# Automorphism group of separable closure

Let $k$ be a field and $k_s$ its separable closure. I would like to understand why $\mathrm{Aut}_k(k_s)$ is an inverse limit of the groups $\mathrm{Gal}(L/k)$, where $L$ is a finite Galois extension of $k$.

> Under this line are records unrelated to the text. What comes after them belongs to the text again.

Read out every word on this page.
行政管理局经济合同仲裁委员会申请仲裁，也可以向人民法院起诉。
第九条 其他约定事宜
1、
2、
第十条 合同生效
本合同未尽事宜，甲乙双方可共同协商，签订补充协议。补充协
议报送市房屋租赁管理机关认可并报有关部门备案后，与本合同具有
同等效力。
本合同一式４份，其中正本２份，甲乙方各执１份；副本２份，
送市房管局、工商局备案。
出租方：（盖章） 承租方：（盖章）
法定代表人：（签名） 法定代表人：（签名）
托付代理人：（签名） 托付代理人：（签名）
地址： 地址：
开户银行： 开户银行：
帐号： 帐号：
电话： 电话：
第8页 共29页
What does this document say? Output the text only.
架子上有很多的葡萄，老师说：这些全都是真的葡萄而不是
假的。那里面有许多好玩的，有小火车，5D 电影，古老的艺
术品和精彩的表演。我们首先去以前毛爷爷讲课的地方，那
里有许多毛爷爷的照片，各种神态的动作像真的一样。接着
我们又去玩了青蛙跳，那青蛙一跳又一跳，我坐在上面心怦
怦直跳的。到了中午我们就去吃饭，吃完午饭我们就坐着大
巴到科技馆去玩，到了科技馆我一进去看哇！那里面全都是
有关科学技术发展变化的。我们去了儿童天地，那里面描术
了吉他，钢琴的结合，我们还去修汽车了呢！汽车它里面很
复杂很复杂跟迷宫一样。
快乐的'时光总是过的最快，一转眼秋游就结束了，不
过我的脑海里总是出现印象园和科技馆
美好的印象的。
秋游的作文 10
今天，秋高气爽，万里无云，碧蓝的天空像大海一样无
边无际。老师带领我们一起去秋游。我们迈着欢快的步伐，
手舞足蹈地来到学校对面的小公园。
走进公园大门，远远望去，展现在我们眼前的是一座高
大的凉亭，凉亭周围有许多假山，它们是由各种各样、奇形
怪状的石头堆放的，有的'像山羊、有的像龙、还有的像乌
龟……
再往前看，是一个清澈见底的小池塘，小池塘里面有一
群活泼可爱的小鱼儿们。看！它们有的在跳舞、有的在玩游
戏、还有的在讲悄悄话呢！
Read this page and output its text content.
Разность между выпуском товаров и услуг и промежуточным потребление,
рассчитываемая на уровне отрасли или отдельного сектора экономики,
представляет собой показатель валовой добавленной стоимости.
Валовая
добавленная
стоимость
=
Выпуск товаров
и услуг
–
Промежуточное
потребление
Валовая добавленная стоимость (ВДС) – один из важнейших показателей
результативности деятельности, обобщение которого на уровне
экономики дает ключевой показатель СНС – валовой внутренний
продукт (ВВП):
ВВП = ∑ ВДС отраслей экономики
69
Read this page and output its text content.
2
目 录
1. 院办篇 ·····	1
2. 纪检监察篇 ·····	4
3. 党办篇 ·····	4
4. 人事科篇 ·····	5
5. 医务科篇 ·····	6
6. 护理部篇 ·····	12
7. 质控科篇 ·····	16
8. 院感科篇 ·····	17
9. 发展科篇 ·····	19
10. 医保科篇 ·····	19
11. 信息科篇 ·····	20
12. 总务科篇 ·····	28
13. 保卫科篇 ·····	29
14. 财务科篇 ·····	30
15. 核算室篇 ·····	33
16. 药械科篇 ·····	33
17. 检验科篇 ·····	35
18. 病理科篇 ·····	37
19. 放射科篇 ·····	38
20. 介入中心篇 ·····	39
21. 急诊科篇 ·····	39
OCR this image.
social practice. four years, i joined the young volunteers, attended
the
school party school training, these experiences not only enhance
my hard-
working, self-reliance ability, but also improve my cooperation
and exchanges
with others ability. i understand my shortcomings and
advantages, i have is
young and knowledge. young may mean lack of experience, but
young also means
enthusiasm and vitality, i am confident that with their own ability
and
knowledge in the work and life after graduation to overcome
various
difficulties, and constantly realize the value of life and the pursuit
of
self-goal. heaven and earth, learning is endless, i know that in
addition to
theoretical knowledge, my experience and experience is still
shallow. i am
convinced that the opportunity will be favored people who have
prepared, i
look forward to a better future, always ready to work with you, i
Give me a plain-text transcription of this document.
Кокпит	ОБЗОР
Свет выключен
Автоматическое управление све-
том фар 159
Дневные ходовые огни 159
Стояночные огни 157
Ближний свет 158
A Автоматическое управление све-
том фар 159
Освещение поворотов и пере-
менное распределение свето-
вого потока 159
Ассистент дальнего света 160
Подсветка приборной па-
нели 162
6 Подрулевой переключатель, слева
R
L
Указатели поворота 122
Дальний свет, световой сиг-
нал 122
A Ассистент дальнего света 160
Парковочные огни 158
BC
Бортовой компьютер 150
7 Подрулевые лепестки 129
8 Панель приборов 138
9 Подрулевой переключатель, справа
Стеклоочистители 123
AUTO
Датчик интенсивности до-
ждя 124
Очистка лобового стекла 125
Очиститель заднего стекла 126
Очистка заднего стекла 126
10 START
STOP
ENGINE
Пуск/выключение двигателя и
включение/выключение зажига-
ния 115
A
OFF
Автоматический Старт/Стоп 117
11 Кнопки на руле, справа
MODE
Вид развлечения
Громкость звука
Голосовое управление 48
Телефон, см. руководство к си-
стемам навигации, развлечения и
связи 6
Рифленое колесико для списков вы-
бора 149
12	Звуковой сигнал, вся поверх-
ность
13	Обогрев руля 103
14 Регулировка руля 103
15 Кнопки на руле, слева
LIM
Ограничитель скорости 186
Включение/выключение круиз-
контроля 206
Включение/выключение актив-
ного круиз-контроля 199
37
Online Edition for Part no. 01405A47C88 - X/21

The proof says that every automorphism of $k_s$ fix each finite Galois extension of $k$. Why is this true? How do I conclude the result then?

Thanks!

• This is really the definitions. If $\sigma \in Gal(k_s/k)$ then $\sigma(k(\alpha)) = k(\sigma(\alpha))$ where $\alpha,\sigma(\alpha)$ have the same minimal polynomial $f \in k[x]$. If $\alpha \in L$ and $L/k$ is Galois then $f$ splits completely in $L$, and since $f$ has at most $\deg(f)$ roots in the field $k_s$, those are all in $L$ and $\sigma(\alpha) \in L$ ie. $\sigma|_L \in Aut(L)$. – reuns Oct 17 '17 at 0:48

The point is that an element $\sigma \in \mathrm{Aut}_k(k_s)$ is determined by what it does to elements $\alpha\in k_s$. Now you know that each such $\alpha$ is separable and algebraic so that the extension $k(\alpha)$ is a finite separable extension. So the element $\sigma$ is really determined by it's restriction to all the finite separable extensions $k(\alpha)/k$ and these have to be compatible, i.e. if $k\subseteq K\subseteq L$, then $(\sigma|_{L})|_{K}$ needs to be the same as $\sigma|_{K}$. Conversely any such compatible system of $\{\sigma_K\}$ with $\sigma_K \in \mathrm{Aut}_k(K)$ for $K$ ranging over the finite separable extensions of $k$, will together determine an element in $\mathrm{Aut}_k(k_s)$ (This is just an application of Zorn's lemma)
If you now see the definition of inverse limit, you will see that we have proven that $$\mathrm{Aut}_k(k_s) = \varprojlim_{K/k \text{ fin } \text{sep}} \mathrm{Aut}_k(K)$$ where the limit is taken over the directed system of finite separable extensions of $k$ ordered by inclusion.